Nos llega un rumor de fin de ciclo, el zumbido distraído de una abeja, apenas nada. Estamos en una casa a las afueras de Campos: una suerte de paraíso en mitad de un erial. Hay piscina, refrescos, cerveza, vino blanco, tomate rosa, jamón, queso y un hornillo de gas para una paella que comeremos a media tarde. El reloj marca la una y la tierra tiembla de calor.
Las niñas chapotean en la piscina mientras los adultos reviven a los muertos y entierran a los vivos. El mundo no parece girar. A la tercera cerveza, ya estoy en la piscina.
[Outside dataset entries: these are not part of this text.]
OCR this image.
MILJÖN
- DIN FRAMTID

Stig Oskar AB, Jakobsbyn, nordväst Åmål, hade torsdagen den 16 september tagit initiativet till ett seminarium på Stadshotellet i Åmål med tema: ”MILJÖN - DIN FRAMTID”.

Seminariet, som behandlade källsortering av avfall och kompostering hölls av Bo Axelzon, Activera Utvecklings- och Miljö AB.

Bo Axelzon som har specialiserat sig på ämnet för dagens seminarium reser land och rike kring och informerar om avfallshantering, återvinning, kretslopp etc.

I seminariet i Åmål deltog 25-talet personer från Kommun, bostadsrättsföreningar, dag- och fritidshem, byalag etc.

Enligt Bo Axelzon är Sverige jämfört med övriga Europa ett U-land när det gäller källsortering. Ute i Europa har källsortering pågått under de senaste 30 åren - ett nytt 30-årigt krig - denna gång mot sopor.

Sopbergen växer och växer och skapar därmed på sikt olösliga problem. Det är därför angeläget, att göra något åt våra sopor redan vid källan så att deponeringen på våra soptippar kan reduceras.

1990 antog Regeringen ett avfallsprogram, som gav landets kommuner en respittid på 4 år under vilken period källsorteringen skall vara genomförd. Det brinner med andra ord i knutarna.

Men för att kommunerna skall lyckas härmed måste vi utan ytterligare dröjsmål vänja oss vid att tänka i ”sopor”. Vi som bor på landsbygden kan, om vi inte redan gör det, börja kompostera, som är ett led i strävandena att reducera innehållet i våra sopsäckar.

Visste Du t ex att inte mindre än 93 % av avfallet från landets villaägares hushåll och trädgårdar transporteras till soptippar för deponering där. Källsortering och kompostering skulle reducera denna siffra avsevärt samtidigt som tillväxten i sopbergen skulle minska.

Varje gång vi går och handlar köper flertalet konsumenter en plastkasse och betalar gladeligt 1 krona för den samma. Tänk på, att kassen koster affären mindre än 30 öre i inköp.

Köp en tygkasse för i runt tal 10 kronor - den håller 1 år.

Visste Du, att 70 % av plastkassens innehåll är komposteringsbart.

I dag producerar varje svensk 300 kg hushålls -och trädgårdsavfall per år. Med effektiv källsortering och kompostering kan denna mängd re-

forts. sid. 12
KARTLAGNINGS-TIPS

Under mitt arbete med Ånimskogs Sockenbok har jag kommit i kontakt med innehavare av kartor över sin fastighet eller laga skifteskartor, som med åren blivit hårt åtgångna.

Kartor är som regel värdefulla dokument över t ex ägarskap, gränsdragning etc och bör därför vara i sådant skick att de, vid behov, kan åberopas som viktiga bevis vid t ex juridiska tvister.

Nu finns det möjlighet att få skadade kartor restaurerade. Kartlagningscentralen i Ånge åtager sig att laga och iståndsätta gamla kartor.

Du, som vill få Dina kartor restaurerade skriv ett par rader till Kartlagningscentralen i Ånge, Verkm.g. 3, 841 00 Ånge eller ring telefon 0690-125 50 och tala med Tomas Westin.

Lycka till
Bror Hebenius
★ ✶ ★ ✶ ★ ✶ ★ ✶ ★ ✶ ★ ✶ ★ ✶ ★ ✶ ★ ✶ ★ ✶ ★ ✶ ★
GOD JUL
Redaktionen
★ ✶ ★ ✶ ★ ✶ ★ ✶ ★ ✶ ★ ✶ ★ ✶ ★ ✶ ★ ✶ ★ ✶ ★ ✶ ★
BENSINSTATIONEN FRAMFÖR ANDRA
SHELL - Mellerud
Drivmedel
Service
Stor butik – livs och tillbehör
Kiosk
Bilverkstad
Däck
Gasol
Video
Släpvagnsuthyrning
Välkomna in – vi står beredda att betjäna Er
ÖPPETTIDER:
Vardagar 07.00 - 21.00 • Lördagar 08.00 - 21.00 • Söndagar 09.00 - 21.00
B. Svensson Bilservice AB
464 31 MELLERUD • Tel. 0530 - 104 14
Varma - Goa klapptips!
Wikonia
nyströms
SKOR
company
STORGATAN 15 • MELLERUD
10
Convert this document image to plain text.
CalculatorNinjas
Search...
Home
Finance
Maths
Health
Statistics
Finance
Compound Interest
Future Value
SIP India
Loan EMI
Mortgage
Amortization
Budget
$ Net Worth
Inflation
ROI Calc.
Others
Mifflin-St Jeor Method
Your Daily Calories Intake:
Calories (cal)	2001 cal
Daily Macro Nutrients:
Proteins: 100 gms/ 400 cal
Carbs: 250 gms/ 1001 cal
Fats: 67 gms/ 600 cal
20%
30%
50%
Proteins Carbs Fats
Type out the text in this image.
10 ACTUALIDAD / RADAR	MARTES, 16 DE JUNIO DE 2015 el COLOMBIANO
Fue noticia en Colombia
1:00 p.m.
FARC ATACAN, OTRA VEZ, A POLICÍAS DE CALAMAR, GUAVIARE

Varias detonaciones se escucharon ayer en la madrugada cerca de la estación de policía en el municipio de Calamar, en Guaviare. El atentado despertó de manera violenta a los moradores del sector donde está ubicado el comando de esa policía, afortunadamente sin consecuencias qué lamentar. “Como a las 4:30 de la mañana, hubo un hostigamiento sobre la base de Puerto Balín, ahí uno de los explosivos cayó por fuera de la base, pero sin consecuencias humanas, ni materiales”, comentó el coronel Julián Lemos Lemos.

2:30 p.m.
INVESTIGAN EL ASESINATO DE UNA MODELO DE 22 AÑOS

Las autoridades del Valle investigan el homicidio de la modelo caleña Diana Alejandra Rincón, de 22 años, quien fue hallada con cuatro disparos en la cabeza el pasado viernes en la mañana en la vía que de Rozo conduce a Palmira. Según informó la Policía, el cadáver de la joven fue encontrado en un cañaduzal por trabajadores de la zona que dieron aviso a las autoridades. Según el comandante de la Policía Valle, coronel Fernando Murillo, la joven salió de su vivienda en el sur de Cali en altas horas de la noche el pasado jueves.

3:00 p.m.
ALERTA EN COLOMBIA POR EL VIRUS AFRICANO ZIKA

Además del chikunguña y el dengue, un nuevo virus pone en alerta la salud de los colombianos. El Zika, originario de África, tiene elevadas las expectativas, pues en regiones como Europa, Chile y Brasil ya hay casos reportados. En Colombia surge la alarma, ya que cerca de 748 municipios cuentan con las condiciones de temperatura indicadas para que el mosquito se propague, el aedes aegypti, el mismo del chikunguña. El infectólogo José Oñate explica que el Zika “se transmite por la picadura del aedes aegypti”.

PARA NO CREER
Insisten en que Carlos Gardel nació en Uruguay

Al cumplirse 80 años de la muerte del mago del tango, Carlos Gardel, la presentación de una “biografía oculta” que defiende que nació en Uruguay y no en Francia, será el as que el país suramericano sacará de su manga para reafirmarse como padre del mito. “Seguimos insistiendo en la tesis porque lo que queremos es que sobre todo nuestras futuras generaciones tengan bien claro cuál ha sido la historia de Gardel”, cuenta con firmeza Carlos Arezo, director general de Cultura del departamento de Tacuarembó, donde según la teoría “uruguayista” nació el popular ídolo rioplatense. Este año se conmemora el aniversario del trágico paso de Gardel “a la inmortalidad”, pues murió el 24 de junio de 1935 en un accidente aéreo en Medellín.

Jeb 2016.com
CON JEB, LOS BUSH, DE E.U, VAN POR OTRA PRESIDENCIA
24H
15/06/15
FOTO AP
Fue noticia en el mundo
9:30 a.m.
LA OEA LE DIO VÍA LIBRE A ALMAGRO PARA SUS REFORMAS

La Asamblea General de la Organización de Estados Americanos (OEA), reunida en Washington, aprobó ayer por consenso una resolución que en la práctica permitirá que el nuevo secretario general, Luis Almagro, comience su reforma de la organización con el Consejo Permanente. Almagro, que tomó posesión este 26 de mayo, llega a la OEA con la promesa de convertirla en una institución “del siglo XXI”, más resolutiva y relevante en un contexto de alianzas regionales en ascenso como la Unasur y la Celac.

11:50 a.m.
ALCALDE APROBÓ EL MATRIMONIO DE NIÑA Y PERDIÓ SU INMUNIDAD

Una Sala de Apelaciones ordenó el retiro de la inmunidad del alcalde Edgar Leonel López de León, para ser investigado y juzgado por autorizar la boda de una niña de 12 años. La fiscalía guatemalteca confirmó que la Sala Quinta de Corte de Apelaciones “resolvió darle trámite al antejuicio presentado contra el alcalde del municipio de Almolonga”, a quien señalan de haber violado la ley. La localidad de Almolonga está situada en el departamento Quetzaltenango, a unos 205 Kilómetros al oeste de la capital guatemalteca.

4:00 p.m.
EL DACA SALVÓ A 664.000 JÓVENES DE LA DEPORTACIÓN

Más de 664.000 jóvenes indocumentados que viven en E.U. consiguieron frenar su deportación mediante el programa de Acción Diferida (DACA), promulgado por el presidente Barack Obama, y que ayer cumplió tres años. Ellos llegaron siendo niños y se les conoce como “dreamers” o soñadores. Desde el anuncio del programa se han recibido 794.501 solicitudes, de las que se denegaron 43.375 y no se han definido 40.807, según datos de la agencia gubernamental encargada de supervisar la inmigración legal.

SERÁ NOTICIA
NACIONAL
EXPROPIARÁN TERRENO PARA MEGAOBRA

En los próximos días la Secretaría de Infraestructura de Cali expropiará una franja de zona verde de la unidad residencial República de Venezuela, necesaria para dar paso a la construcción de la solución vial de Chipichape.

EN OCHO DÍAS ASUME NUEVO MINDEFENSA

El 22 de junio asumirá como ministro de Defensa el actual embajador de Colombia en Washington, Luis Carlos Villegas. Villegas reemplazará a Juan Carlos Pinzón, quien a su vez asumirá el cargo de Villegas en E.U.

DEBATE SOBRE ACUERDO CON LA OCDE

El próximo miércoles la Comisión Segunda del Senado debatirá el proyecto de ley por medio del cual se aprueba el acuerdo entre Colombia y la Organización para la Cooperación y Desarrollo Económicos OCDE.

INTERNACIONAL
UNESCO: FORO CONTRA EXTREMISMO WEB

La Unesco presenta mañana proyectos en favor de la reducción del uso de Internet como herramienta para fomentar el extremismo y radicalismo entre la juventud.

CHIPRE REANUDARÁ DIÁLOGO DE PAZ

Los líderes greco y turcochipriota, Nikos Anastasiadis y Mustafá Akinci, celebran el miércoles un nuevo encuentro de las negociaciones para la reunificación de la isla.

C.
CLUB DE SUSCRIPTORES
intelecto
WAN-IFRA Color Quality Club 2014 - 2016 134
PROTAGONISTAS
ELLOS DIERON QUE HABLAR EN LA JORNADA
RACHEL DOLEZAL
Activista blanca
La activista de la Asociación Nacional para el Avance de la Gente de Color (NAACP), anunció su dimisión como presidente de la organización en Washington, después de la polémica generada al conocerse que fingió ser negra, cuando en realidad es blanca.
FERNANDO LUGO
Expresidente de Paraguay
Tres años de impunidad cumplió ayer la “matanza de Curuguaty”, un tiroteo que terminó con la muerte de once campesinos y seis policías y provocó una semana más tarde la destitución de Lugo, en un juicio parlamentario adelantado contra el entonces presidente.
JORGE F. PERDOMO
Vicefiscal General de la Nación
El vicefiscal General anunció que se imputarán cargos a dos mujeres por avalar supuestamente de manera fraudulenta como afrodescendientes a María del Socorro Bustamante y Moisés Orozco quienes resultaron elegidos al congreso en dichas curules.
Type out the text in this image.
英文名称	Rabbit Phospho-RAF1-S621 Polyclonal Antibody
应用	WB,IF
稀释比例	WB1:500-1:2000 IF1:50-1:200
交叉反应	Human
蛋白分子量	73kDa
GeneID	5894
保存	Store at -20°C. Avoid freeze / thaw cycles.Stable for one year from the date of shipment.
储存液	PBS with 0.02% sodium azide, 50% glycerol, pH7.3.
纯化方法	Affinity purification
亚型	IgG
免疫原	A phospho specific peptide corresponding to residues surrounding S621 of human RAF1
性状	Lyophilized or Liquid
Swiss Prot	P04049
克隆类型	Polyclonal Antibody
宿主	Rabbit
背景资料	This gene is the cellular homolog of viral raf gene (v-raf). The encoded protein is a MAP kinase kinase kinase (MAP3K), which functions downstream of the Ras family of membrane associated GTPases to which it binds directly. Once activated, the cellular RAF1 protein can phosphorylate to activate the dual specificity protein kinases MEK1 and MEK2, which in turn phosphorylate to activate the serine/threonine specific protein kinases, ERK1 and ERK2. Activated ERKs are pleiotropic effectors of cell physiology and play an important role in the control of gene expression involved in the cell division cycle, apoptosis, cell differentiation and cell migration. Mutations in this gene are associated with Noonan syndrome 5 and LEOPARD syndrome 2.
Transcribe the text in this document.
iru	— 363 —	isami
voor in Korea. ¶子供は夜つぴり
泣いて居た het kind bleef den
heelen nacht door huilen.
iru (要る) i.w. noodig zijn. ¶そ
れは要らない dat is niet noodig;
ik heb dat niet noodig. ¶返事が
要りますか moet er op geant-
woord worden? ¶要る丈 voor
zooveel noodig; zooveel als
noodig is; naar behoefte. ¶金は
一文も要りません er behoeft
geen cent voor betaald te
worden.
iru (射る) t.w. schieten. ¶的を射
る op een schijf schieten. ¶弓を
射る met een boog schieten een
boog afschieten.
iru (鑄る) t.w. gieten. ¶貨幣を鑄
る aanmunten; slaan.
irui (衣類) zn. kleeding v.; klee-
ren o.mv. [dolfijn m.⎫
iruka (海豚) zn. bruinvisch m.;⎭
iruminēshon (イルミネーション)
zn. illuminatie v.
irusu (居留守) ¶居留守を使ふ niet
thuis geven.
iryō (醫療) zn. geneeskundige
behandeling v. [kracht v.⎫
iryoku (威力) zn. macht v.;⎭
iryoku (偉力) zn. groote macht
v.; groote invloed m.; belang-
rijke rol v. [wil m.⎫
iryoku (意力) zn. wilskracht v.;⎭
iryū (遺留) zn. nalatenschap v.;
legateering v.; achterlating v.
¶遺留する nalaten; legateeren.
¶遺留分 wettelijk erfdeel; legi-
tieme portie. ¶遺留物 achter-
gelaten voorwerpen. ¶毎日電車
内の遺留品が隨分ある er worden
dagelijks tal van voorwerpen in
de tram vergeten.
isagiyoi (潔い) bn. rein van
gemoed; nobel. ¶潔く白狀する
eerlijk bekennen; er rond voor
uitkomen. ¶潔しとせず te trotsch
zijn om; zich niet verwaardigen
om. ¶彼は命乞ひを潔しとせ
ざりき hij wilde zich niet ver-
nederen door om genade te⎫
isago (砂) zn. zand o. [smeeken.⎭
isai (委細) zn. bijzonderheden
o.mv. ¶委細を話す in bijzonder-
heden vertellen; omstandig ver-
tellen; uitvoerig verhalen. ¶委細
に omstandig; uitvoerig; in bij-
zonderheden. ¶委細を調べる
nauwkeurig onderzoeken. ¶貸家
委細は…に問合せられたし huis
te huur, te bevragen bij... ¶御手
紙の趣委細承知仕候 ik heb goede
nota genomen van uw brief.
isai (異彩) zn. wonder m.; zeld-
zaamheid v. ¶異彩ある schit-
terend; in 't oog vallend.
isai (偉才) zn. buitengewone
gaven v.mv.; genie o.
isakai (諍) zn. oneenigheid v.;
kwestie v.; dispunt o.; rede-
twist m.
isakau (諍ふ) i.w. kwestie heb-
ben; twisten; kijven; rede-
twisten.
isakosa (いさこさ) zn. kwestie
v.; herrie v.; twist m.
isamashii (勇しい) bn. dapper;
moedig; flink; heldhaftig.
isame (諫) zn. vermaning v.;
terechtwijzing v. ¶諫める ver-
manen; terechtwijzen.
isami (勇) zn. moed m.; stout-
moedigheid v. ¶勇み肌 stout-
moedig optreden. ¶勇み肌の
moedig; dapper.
Me trasformo en tiburón y las niñas patalean y gritan y me piden que no me vaya, que siga siendo el tiburón. Yo agito las aguas y rujo como un león acuático. De las ventanas de la casa brotan los acordes de una vieja canción de Camilo Sesto. Recuerdo mi infancia, un fogonazo, solo eso.
Salvo por los móviles, nada ha cambiado. Están la higuera, la parra, el calor, el olor a cloro y protector solar. Cuando me preguntan de dónde soy, yo siempre digo que vengo del verano. Algo de aquel niño, milagrosamente, sigue en mí.